The students who are a part of the CSER Self-study Subcommittee are distributing an in-depth survey for ethnic studies majors or those interested to gage student sentiment on crucial issues. The hope is that majors will feel more invested in the future of the Center, and think critically about their engagement with ethnic studies, be they academic or otherwise (after all, ethnic studies is meant to be an organic pairing of theory and activism, with one’s studies directly feeding into political activities in the community).

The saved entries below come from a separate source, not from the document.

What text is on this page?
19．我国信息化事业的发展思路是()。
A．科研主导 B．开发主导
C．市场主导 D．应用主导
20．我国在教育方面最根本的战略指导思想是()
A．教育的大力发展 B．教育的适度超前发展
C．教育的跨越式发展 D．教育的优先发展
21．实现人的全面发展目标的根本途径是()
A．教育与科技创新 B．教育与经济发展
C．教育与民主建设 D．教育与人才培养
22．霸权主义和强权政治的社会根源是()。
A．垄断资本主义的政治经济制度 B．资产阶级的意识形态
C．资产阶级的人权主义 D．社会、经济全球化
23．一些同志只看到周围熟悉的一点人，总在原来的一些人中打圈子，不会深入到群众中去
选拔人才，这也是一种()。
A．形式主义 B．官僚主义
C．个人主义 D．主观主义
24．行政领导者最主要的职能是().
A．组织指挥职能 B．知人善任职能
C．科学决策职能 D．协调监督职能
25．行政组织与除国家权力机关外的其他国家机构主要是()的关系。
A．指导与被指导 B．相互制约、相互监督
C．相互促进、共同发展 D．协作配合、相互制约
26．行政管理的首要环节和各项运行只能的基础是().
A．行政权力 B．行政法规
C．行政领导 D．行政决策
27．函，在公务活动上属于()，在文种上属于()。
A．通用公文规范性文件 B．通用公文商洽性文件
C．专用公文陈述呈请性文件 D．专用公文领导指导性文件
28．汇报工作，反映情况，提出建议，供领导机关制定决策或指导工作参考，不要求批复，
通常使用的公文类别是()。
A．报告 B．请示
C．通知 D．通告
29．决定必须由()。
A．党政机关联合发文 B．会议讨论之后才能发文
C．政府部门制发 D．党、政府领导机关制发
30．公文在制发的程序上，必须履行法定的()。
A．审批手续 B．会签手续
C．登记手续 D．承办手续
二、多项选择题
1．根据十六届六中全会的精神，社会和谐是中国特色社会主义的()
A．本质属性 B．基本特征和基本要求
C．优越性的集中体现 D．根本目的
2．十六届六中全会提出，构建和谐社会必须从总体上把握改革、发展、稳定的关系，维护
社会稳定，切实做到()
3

However, while student participation exists at all levels of CSER’s operations, from self-studies to faculty searches to long-term planning, the fact still stands that CSER continues to be treated how students in other areas of university planning are treated — as though their voices did not count. Ultimately, the department that would be making the hire has all the power to make their own decision; there is no reason for them to put the Center’s interests in hiring a specific scholar in front of their own relevant needs.

The ARC does not need to address the difficulties inherent in being a Center in terms of faculty hiring and giving tenure (neither of these actions being afforded to Centers, part of the reason why the 1996 hunger strike fought specifically for a department), and any suggestions for upgrading CSER’s status.

With a limited voice and even less influence in the bureaucratic operations of this university, Centers and Institutes cannot be relied on to effect the quickest or most necessary changes in their relationship with the university. Students should take part in bureaucratic processes, but also search for creative ways to improve them, as well as hold others accountable for what is provided for in such processes.